Wakefield Dreaming, 2023, wood, scaffolding, synthetic polymer paint.

Courtesy Gow Langsford Gallery, Tāmaki Makaurau/Auckland.

Thanks to Biggs Construction, Firth, Placemakers, and Nigel & Bev Marshall.

Before becoming the architect of New Zealand colonisation, Edward Gibbon Wakefield (1796–1862) was incarcerated in London’s Newgate Prison. He served three years for abducting and marrying a fifteen-year-old schoolgirl, hoping to blackmail her rich father into supporting his political career. It was in prison that he devised his theory to increase the profitability of colonies by restricting land ownership. By delaying the sale of land to settlers, they would remain a landless workforce to be exploited, growing the wealth of the Motherland. Wakefield’s political writings redeemed him, and, in 1840, he was appointed Director of the New Zealand Company, where he put his theory into effect. But his plan, which overlooked the place of Māori people, would have real consequences for them. Brett Graham’s sculpture Wakefield Dreaming evokes and challenges Wakefield’s legacy. It is based on prison watchtowers—specifically the iconic ones at Paremoremo Prison, with its typically high percentage of Māori inmates. But there’s a twist. Graham says. ‘I’m conscious that, in the context of Waiheke, it is turning the tables; the wealthy and privileged being the ones being observed.’ While Wakefield is remembered as an innovative figure in New Zealand history, Graham’s sculpture entangles his ‘dreams’ with incarceration.

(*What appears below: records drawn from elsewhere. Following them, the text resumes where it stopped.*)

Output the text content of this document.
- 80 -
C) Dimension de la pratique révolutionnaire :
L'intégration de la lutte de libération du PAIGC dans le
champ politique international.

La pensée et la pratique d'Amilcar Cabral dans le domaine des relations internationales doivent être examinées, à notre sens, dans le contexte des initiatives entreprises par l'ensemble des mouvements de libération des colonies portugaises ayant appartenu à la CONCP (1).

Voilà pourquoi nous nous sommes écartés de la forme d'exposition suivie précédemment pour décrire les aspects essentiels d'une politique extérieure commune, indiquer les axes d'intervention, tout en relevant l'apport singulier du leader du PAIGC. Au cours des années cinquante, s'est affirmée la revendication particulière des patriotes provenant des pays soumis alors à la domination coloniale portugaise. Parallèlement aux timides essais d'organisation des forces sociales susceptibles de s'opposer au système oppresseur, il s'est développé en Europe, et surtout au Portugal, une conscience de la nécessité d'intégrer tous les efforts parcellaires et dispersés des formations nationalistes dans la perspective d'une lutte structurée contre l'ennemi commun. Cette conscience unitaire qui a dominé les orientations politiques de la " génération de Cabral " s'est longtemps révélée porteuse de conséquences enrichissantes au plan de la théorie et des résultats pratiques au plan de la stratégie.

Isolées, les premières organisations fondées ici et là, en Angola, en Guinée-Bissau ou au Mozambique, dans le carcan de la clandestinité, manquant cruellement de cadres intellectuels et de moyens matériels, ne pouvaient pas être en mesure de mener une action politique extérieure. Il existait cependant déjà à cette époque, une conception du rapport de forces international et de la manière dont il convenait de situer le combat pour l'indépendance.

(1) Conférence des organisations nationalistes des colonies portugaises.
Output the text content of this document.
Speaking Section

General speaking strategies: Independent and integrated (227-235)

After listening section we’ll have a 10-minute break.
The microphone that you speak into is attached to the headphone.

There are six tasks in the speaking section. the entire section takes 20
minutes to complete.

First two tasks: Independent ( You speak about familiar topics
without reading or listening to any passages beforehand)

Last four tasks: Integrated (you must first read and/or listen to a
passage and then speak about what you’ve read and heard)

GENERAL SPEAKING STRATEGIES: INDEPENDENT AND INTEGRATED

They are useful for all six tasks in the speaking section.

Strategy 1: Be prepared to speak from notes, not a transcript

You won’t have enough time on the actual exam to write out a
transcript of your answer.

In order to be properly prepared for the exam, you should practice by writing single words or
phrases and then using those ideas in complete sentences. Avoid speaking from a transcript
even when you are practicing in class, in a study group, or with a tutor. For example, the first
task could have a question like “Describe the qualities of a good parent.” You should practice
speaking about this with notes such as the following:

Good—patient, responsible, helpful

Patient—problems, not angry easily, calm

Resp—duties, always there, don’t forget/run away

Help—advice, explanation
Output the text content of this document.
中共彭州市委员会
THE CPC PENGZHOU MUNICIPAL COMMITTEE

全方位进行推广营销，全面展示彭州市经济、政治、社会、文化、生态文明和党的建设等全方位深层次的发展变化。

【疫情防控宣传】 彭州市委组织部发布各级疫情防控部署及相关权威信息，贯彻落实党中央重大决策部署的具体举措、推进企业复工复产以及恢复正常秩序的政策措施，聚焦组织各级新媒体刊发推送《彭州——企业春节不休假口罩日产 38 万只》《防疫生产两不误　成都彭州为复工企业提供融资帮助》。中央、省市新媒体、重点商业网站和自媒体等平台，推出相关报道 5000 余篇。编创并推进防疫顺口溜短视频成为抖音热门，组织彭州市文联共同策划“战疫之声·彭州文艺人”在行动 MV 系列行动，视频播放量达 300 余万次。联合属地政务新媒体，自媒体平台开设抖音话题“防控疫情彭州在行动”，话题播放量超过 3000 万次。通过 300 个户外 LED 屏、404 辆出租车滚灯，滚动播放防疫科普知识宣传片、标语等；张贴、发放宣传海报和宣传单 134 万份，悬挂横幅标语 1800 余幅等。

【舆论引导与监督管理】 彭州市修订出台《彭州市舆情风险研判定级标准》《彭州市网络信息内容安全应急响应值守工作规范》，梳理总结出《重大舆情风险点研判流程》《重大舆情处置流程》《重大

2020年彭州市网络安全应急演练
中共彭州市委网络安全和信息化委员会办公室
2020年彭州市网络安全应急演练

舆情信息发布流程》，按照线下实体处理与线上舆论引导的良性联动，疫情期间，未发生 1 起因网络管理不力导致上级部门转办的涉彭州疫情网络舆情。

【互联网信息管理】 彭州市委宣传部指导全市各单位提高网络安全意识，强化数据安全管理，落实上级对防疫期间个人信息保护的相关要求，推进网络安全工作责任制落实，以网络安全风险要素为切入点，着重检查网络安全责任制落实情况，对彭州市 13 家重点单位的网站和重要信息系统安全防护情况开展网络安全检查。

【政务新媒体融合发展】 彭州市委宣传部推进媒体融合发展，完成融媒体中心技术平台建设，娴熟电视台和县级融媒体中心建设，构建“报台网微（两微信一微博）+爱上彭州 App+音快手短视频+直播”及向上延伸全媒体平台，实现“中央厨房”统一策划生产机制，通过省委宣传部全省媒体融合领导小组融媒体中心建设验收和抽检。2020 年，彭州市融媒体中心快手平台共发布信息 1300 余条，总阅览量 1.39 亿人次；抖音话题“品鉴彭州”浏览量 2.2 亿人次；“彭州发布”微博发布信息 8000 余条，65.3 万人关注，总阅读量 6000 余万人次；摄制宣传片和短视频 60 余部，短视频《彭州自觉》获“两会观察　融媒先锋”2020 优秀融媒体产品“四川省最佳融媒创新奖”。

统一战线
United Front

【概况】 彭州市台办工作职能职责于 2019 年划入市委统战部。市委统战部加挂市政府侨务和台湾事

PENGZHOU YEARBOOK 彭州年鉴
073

Brett Graham (b.1967, Ngāti Koroki Kahukura, Tainui) lives in Waiuku, on the southern coast of the Manukau Harbour. He gained a BFA from Elam School of Fine Arts in 1988, an MFA from the University of Hawai’i in 1990, and a DFA from Elam in 2003. His imposing counter-monuments and anti-memorials address colonial violence and injustice. Rachael Rakena’s and his collaborative project Āniwaniwa was a collateral exhibition at the 2007 Venice Biennale. He was also in the 2006 and 2010 Sydney Biennales, and the 2017 Honolulu Biennial. In 2020, his landmark exhibition Tai Moana Tai Tangata at the Govett Brewster Art Gallery, in Ngāmotu/New Plymouth, earned him a 2021 Arts Foundation Laureate and a nomination for the 2024 Walters Prize. In 2024, he will be in the curated show at the Venice Biennale and in the Asia Pacific Triennial. He is co-curator of the current Sculpture on the Gulf.